I'd like to show off some of the cooler parts of my game to the coders.
This is
Gimbal. Players build ships from pieces, fly them, and blow up other players' ships. It's top down 2D to keep game mechanics simple. Wide open maps. Newtonian physics with aerodynamics.
Rewind a couple years, and this is the game I wanted to play and wished existed. The end result is pretty close to my original vision. I like where it is now.
APIs C# codebase
XNA for sound/graphics/input
DirectX for gamepad support
Lidgren for UDP networking
Tools Visual Studio 2008 is my IDE
Paint Shop Pro 7 for art
Audacity for sound
Reaper for music
Lightworks for video editing
Some cool stuff...Per-Pixel collision detection, optimized with bounding circles.
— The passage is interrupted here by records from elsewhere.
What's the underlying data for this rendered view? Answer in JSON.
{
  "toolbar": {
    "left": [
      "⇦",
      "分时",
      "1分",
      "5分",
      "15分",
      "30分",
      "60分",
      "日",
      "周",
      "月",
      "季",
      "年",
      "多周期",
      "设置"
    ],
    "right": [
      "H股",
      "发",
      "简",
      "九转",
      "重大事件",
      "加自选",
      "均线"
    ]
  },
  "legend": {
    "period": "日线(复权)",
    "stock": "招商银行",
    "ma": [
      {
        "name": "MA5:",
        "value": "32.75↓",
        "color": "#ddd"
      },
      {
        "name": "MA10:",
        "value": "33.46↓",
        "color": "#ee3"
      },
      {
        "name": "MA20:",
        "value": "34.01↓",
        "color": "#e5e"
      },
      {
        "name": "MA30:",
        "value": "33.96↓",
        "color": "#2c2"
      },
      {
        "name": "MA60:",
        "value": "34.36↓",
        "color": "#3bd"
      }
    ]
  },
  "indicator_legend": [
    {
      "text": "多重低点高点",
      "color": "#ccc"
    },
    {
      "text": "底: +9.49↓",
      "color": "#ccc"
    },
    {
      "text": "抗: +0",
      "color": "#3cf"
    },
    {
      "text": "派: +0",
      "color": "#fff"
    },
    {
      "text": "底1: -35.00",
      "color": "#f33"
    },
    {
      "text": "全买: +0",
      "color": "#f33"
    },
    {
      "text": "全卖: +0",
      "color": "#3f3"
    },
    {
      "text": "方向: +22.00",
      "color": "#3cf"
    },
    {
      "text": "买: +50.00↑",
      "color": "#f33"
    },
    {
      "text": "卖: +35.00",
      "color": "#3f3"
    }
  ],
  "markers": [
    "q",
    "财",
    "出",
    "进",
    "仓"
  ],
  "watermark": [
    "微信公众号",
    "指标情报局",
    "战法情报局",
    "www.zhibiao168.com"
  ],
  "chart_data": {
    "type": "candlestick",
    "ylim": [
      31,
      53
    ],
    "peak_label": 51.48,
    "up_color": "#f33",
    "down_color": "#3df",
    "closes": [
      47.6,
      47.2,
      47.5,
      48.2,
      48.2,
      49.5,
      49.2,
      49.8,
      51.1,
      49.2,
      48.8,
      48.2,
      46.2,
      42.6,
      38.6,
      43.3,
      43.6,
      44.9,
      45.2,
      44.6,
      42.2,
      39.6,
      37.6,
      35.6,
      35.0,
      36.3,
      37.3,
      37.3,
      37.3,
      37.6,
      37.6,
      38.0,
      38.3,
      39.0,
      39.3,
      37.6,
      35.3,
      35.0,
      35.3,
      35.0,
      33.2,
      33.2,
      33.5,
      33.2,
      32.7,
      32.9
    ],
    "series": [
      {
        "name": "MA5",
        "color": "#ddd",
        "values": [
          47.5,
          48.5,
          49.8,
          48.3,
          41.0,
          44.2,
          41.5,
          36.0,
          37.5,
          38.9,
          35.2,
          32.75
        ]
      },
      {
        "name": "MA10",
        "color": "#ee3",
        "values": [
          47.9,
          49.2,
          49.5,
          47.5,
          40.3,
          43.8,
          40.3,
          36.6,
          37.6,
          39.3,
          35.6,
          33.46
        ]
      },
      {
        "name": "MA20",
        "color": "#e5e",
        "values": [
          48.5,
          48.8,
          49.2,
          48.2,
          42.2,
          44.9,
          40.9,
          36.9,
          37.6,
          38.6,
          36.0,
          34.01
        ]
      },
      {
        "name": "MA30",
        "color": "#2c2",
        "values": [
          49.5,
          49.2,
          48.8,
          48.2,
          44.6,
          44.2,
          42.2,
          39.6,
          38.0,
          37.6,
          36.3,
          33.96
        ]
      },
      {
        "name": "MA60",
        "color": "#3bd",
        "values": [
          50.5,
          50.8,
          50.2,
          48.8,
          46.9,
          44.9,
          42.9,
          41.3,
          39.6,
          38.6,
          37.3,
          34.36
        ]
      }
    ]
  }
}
All the parts of a ship affect the physics and handling.

Aerodynamics. Players can mount functional control surfaces to ships.

Custom GUI engine and widget kit.

Motion blur on particle effects.

One aspect of the component-based physics engine: Missiles physically leave the launcher when fired, and free up some weight and drag on the parent ship.

Networking: Client-Server multiplayer network model. Clients send their input changes (deltas), and the server runs the simulation. Server sends regular vehicle state updates to the clients.
Physics: The physics engine is multithreaded and runs on N logical processors. It runs my own physics engine, using a rigid body model with elastic collisions.
There are more cool programming tricks in this game. I can speak to any part you are interested in.
This is a pretty broad summary, but there are a lot of elements to Gimbal. It is a very large project. I haven't run into many problems with the managed environment. It seems there is always more performance there to grab if you give it a good shot.
Anyway, I'm open for questions. There's not a lot that's secret, and I will share!